Problem 3: Although effective, tDCS could run into problems during the integration into the clinical routine and health care system. Indeed, if tDCS has to be performed on 10 consecutive days, it will be difficult to provide the treatment in the hospital setting because of the high costs for patients and families, a fact, which would have a negative impact on compliance. Therefore, tDCS has to be easy to perform, best of all at home and every day. However, home-based tDCS treatment has not been developed for children and adolescents yet; it is a very rare treatment option even for adults, and therefore holds some challenges, which have to be addressed (Charvet et al., 2015; Kasschau et al., 2015; O'Neill et al., 2015). Firstly, there is only a narrow range of stimulation parameters which are considered to be safe (Brunoni et al., 2011). A new device for home-based treatment has to limit stimulation parameters, control intensity and the duration of stimulation (Charvet et al., 2015). Secondly, the wrong placement of electrodes and the wrong montage would reduce efficacy (Salvador et al., 2015a; Salvador et al., 2015b; Curado et al., 2016). A specific control system for the placement of electrodes has to be developed. Finally, the compliance to perform tDCS systematically at home may vary. In order to control and, if necessary, improve compliance, the stimulation systems have to be integrated via remote control of the clinical course of the particular neuropsychiatric disorder. The remote-control system will monitor application of tDCS and symptoms of patients and, in case of insufficient compliance, indicate to a physician that he/she should contact the patient and address his/her motivation (telemental health service). All these problems will be solved in STIPED.

Problem 4: Mechanisms of tDCS on complex cognitive functions are poorly understood. Different studies have shown that the stimulation of one particular area may produce changes in activity, not only under the stimulating electrode but also in remote brain areas and possibly in the whole network associated with a function induced before or during the stimulation (Sotnikova et al., 2016). Moreover, it seems likely that tDCS may exert an influence on functional connectivity in the brain (Polania et al., 2011; Polania et al., 2012). And, finally, event-related potentials, which reflect sensory and cognitive processes associated with sources in brain regions stimulated by tDCS, show changes after compared to before the treatment (e.g.
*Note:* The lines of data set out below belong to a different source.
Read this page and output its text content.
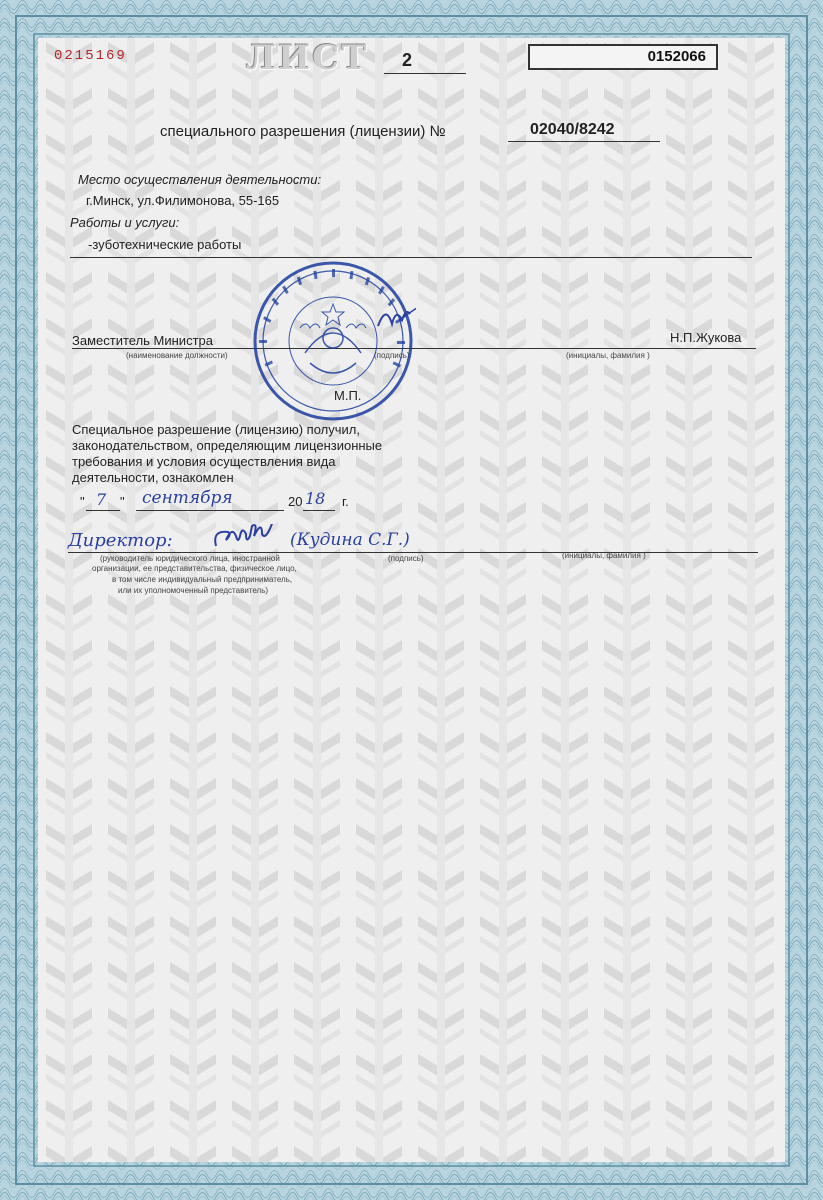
0215169	ЛИСТ 2	0152066
специального разрешения (лицензии) №	02040/8242
Место осуществления деятельности:
г.Минск, ул.Филимонова, 55-165
Работы и услуги:
-зуботехнические работы
Заместитель Министра	Н.П.Жукова
(наименование должности)	(подпись)	(инициалы, фамилия )
М.П.
Специальное разрешение (лицензию) получил,
законодательством, определяющим лицензионные
требования и условия осуществления вида
деятельности, ознакомлен
" 7 " сентября	20 18 г.
Директор:	(Кудина С.Г.)
(руководитель юридического лица, иностранной
организации, ее представительства, физическое лицо,
в том числе индивидуальный предприниматель,
или их уполномоченный представитель)
(подпись)	(инициалы, фамилия )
Keeser et al., 2011; Zaehle et al., 2011). If activity in specific neuronal networks, connectivity, and cortical information processing are disturbed in neuropsychiatric disorders, tDCS may cause their normalization and, in such a way, lead to clinical improvement. This hypothesis will be studied in STIPED. Indeed, patients with both ADHD and ASD have demonstrated abnormalities in neuronal network connectivity and cortical information processing (Minshew & Williams, 2007; Castellanos & Proal, 2012; Kroger et al., 2014; Casanova et al., 2015; Olbrich et al., 2015; Gamma & Kara, 2016). Normalization of connectivity and event-related potentials may explain effects of tDCS in ADHD and ASD and differentiate responders from non-responders.